Richard Dadd in Bedlam
1 2
‘Remember when you were young and I told you how there was no life without fire, how Prometheus had stolen fire from the gods, how fire comes from the sun, so all life comes also from the sun? Men had sought the secret of fire through the centuries, and long long before they understood it, they knew how to make it. Men can usually do things before they understand what they are doing.
‘Air they thought an element, something indivisible into any smaller components than itself. It was the great Lavoisier who discovered it was a composite. He dispensed with the imaginary—he got rid of phlogiston. He realised that when phosphorus burned, it married the air. That was why the resulting acid was heavier than the original material before the fire. Up to that time, everyone had thought when something burned, it merely fell apart, disintegrated into bits of something simpler. Now they came to understand that when it burned, it became even more complex than before. Phosphoric acid is richer in complexity than phosphorus itself.
‘Now once we could understand oxygen, we could understand fire, for at last we were separating the world into its true colours, and we started to build up our table of the elements. Now we could read for the first time the world’s signature.’
His face had become bright by now, and I knew the source of that illumination. I know where the dead lights live. I watch them as they circle me each night. Osiris had taught me the secret of the hieroglyphs, and enough of his own tongue that I could understand him when he spoke. The demons wear masks of flesh and dress themselves in kindly laughter.
We ate at the Ship Inn that evening and I prevailed upon him to continue.
‘Imagine, Richard, the shock the world felt to learn that the four fundamental elements acknowledged since antiquity, earth, water, fire and air, were in truth all compounds. Even water, that homogeneous and transparent substance, turns out to be a compound, an invisible complexity. The scientists had to learn to separate and measure, to see water but to discover deep at the heart of it hydrogen and oxygen. And fire was a process, an intermarriage between things of a dissimilar nature, a miscegenation breeding hybrids.’
The god was angry that what he had put together in such flames of love and hatred should be divorced in this way by men with glass flasks and retorts, holding up their paltry scales to the one great eye of the sun. And the evening sun now started to settle its gold rays on my father’s affable features through the window, focussing at last. A walk outside, I suggested. Why not a gentle stroll amongst those signatures?
‘Geology is simply another way of reading the matter at hand,’ my father continued as we walked. ‘Many of the formations about here originate in the cretaceous period. The surfaces of earth are like ancient languages,’—he actually said this, as though I still needed any further sign—‘waiting for us to come and decode them. We are surrounded by the mute script of the inanimate world.’
Inanimate! Not a diplomatic word to use before a mighty god and his creation. I took the spring knife from my pocket and jumped upon my father. No Richard, no, he shouted, fear lighting his eyes finally with the one true flame. Their greatest disguise is kindness. The old man was stronger than I had expected, though, and protected his throat with some vigour. It was the throat I was directed to, for I had already made countless drawings of all my relatives with their throats cut, opened for the spirit to enter, but despite my clawing and my kicking and my slaps I could not release his grasp. And so, failing my instructions in this one respect, I merely stabbed and stabbed and stabbed again. Stomach, groin, breast, thigh. The blade plunged and the wounds spurted, then another patch of flesh appeared for severing, and all the time his whimpering entreaties. No, Richard, no. Arteries gushed like little crimson springs. I could smell the sweetness of his blood upon me. Then he who had tried to steal the name of father finally lay still, with no more words tripping from his tongue. The sun licked his new red trophies and fell silent too.

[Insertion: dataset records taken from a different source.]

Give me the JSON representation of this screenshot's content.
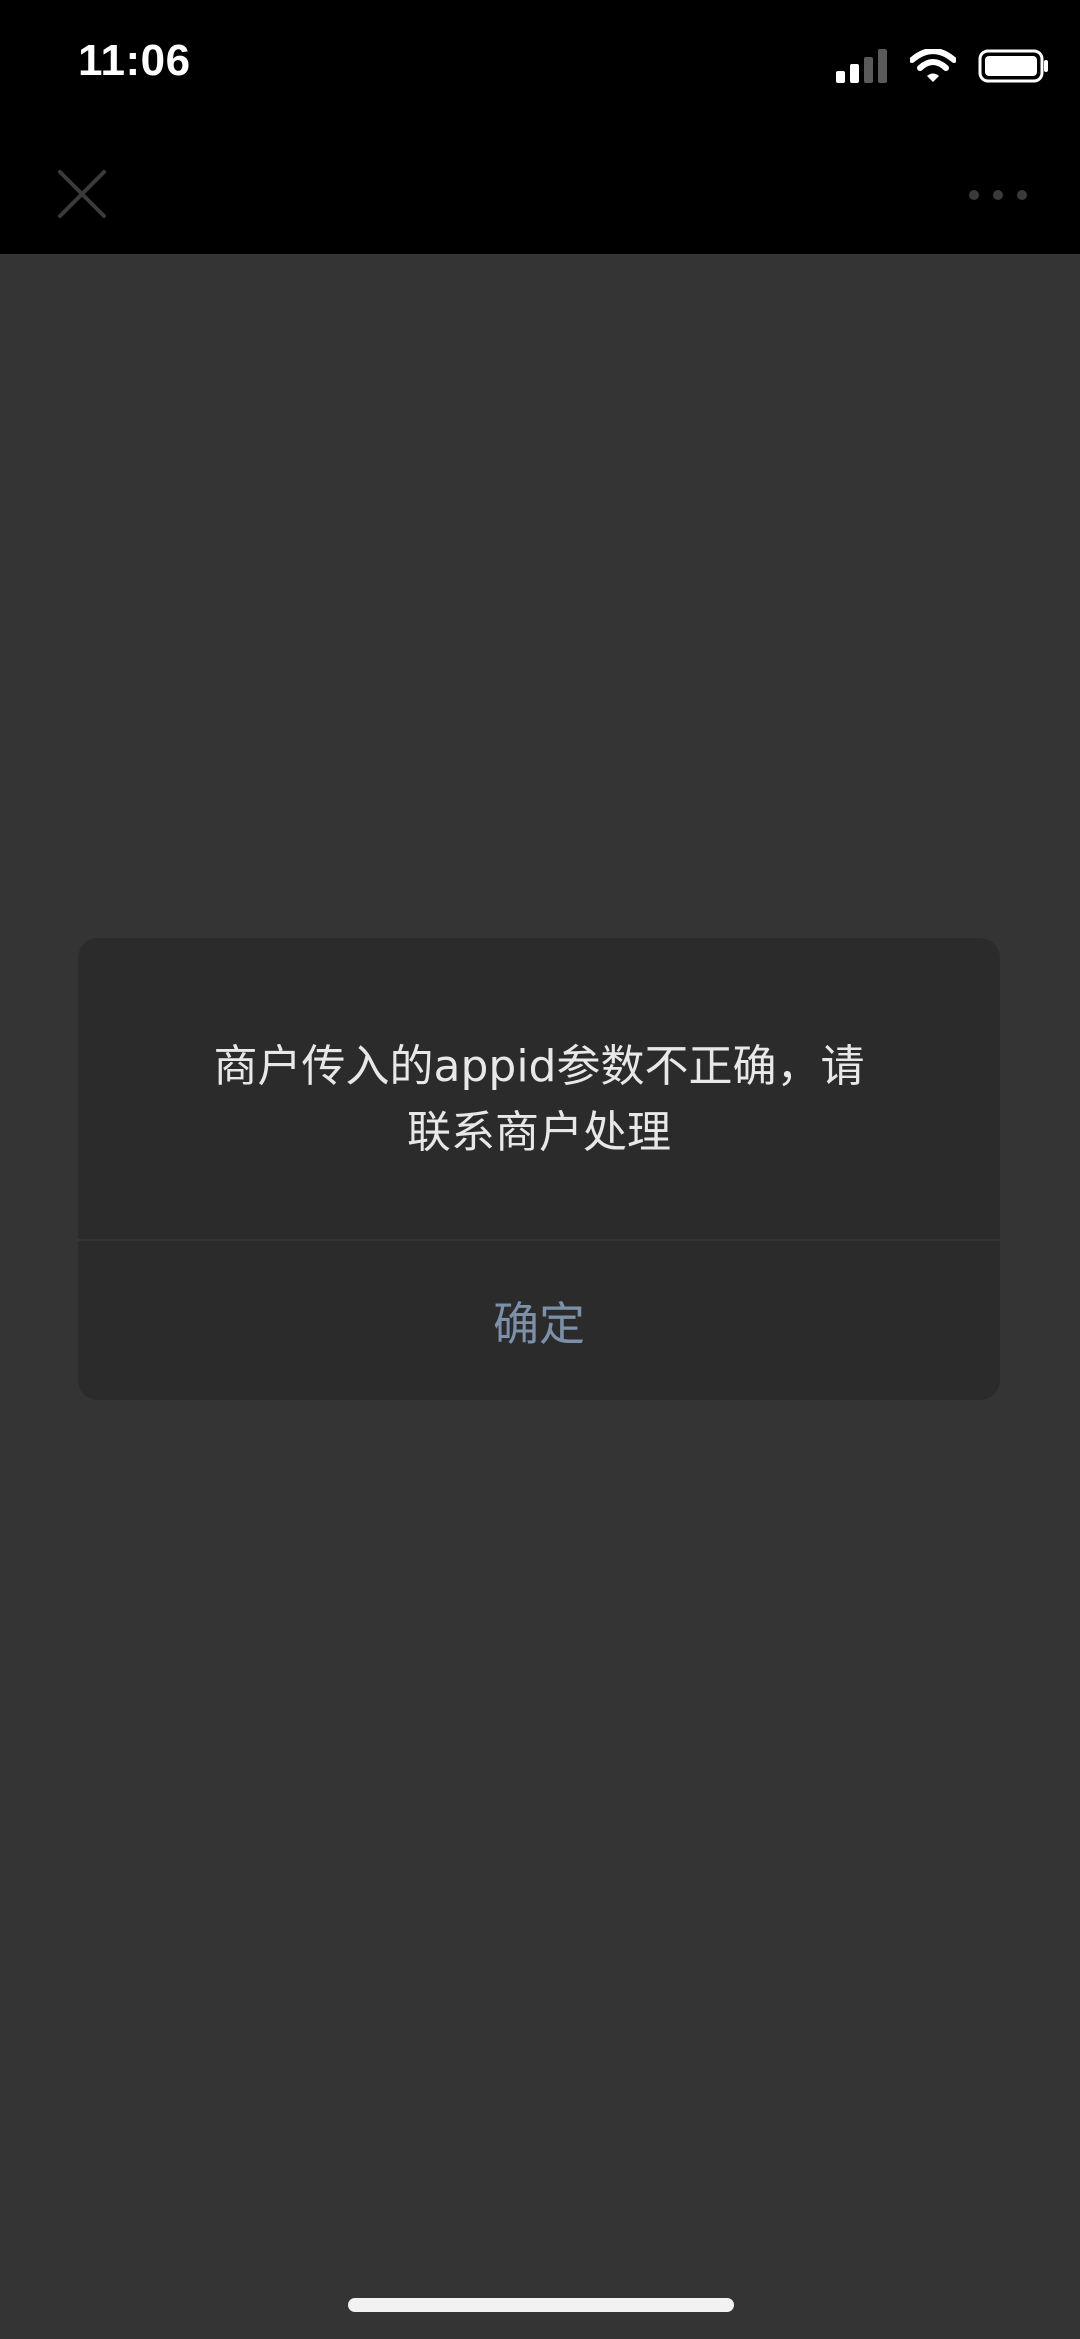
{
  "status_bar": {
    "time": "11:06",
    "icons": [
      "cellular-signal-icon",
      "wifi-icon",
      "battery-icon"
    ]
  },
  "nav_bar": {
    "close_icon": "close-icon",
    "more_icon": "more-icon"
  },
  "dialog": {
    "message_line1": "商户传入的appid参数不正确，请",
    "message_line2": "联系商户处理",
    "confirm_label": "确定"
  },
  "colors": {
    "background": "#343434",
    "bars": "#000000",
    "dialog": "#2b2b2b",
    "message_text": "#e8e8e8",
    "button_text": "#7d90a9"
  }
}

From thence to France, where my razor nearly did find a throat to enter. And then asylum years began. Which, they tell me, will not end, for it seems that I must leave here dressed in pinewood.
I try to explain to the doctor but he has an omnicompetent smile too, and cannot see them all around as I can. Sometimes tiny, sometimes huge. They can block out the whole sky at night or creep like bacteria with shrivelled wings into the orifices of your own body, waiting there, preparing the machines of torture. My visitations.
Intermittently the pharmacopia: they sink a rainbow in your blood and dry out for one afternoon the ceaseless grieving drizzle in your soul.
They are filing out now to the green yards but today I shall stay here. I lift this tiny brush and permit my hand to make the immense journey through the air towards the picture. Already that lady’s breasts are huge and pointing to a different purpose than the one she keeps her face for. There is a gigantic calcium deception trapped inside her bodice. Already the patriarch is half-blind with the shadows of his years. I painted so often the figures of that lost time of translation in the forest, with Oberon and Titania: so quick bright things come to confusion. They turn the witching night to tinsel for their window decorations.
The daisies’ brilliant faces are exploding into wisdom. Watch now as the fairy feller brings his axe down on the hazelnut. If he splits it the first time, how many new worlds do you think will fly out? And am I to be left here alone again to witness them?
“Richard Dadd in Bedlam” by Alan Wall appears in his fiction collection Richard Dadd in Bedlam and Other Stories (Vintage, 2000).